While making music, he often programmed music directly, instead of using any music composition tools, using just a "machine code monitor" - and then an 'assembler' system/program - including SuperSoft's and then Commodore's tools. Commodore 64 was the format that he composed for most frequently. He was more impressed with the Amiga's more developed technical sound capabilities, but used a few of the same instrument sounds, in several of his works, for Amiga. Thus, his Amiga music is often easy to recognise. For Shadow of the Beast, he was asked to compose especially good music, as much more memory (RAM) was available for that game - so he used different and very high quality (at the time) instrument samples. These days he works mostly in the field of computer game sound effects and voices rather than music.
Although he does not compose much at present, he is still involved in the implementation of Music, Ambiences, Sound FX - and his admitted "forte" - Dialogue (hence, his current moniker: DialogueGuru).
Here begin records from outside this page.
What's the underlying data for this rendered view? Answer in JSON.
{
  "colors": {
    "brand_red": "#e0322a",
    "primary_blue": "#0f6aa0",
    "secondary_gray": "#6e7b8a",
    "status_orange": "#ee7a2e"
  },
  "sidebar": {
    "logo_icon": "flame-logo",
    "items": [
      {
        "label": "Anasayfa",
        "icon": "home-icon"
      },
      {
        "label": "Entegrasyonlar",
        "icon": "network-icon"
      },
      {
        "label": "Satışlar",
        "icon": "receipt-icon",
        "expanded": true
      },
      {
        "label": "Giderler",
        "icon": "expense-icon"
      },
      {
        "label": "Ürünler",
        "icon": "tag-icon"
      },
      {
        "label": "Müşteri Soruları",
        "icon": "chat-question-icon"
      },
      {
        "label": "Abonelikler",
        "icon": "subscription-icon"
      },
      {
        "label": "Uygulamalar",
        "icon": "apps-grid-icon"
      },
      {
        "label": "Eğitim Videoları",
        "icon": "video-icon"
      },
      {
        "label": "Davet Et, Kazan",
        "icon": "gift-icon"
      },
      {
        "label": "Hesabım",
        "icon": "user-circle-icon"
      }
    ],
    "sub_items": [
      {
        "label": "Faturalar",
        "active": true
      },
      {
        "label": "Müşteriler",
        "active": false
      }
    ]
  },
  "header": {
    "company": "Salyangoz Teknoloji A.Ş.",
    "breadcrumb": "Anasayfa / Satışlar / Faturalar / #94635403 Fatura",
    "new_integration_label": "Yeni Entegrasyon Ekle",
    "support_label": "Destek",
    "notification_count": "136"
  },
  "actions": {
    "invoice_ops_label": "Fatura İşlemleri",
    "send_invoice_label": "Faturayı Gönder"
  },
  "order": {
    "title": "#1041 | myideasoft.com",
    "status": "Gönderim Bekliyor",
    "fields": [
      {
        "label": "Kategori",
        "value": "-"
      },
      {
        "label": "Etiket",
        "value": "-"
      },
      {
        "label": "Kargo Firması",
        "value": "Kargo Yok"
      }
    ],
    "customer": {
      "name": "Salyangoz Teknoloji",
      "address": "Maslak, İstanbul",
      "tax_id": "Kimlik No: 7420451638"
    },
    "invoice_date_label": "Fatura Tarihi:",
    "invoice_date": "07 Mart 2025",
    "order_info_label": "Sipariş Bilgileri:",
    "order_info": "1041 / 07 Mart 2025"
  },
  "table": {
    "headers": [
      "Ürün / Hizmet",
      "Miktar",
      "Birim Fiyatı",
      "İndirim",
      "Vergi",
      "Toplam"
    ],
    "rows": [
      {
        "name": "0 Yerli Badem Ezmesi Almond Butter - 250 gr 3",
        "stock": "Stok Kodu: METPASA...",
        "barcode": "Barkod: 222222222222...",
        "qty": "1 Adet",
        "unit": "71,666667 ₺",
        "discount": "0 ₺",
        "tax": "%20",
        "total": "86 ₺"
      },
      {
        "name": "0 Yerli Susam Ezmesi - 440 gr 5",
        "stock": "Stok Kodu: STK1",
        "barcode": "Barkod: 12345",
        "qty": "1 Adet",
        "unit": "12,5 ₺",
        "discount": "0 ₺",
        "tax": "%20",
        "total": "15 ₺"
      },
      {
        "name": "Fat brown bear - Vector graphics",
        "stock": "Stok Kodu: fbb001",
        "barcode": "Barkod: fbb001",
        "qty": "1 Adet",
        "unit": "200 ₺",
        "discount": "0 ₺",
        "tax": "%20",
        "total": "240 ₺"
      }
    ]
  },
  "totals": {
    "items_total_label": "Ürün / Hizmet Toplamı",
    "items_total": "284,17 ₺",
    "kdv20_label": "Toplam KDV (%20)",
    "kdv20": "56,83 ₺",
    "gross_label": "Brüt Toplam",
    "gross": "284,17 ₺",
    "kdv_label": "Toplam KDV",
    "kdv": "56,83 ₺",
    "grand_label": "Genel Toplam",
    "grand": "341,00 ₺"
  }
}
His most successful compositions appeared probably in Amiga games such as Obliterator, Speedball and Shadow of the Beast. On the Commodore 64 his most popular compositions include for example Glider Rider and Armageddon Man. His subtune 21 of Lazy Jones was the basis for the dance hit "Kernkraft 400" by Zombie Nation, which went to number 1 (#1) in many European countries. Also many other tunes, by him, can be heard on Internet retro computer music radios. Other formats he composed for include Amstrad, Atari ST, Atari XL and ZX Spectrum. Many of his old songs are these days remixed by computer game music enthusiasts.